There were 676,038 newly built homes languishing on the market in search of a buyer at the end of 2011, according to the latest figures from the Government (Fomento – see chart above).
The excess new housing inventory declined by just 1.7pc in 2011 compared to the year before, as illustrated by the next chart. On the other hand, it increased by an astonishing 90pc in 2005, which should have set the alarm bells ringing in the building industry. Compared to the increases in the boom, the declines in the last cople of years have been insignificant.
The lack of progress in dealing with the glut is a result of weak demand (unemployment, credit crunch), and more new homes coming onto the market, as developments started at the tail end of the boom are finished.

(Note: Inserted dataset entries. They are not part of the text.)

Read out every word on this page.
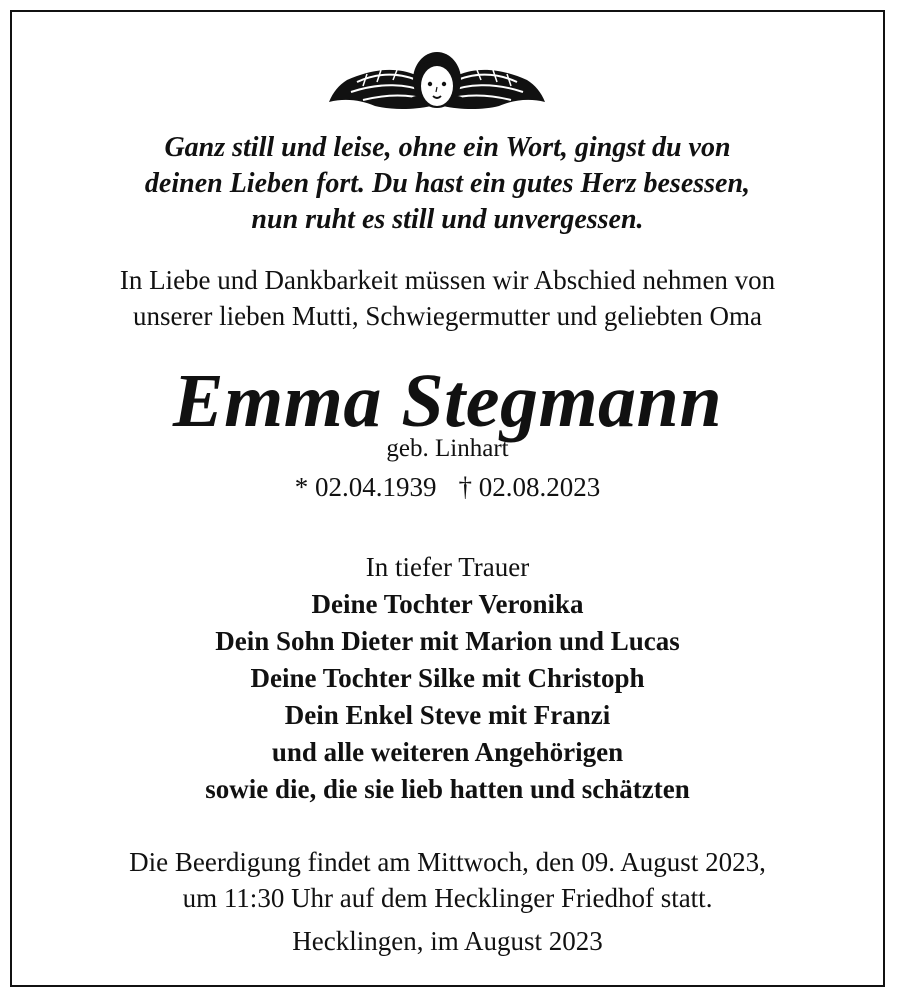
Ganz still und leise, ohne ein Wort, gingst du von
deinen Lieben fort. Du hast ein gutes Herz besessen,
nun ruht es still und unvergessen.
In Liebe und Dankbarkeit müssen wir Abschied nehmen von
unserer lieben Mutti, Schwiegermutter und geliebten Oma
Emma Stegmann
geb. Linhart
* 02.04.1939 † 02.08.2023
In tiefer Trauer
Deine Tochter Veronika
Dein Sohn Dieter mit Marion und Lucas
Deine Tochter Silke mit Christoph
Dein Enkel Steve mit Franzi
und alle weiteren Angehörigen
sowie die, die sie lieb hatten und schätzten
Die Beerdigung findet am Mittwoch, den 09. August 2023,
um 11:30 Uhr auf dem Hecklinger Friedhof statt.
Hecklingen, im August 2023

Now that housing starts have collapsed to almost nothing, meaning the pipeline will soon be dry, I think next year we will finaly see more progress being made in mopping up the glut.
But with demand as weak as it is it could take between five and ten years to deal with glut, unless the Spanish economy surprises everyone and roars back to life in the next couple of years (don’t hold your breath).
Which introduces a complication: The longer a new home goes unsold, the harder it is to sell (and the more it costs to maintain in a saleable condition). All those unsold new homes on the Spanish coast are quietly depreciating and will soon start to look decidedly shabby, and shabby doesn’t sell well. The surrounding areas start to suffer, and then it’s downhill from there.
Where are the biggest problems? This map shows where the biggest concentrations of new homes for sale are to be found, as a percentage of the overall housing stock. The darker the green, the bigger the glut. The regions with the biggest gluts are Andalucia, Valencia, and Catalonia – all areas along the Mediterranean coast where too many holiday-homes were built.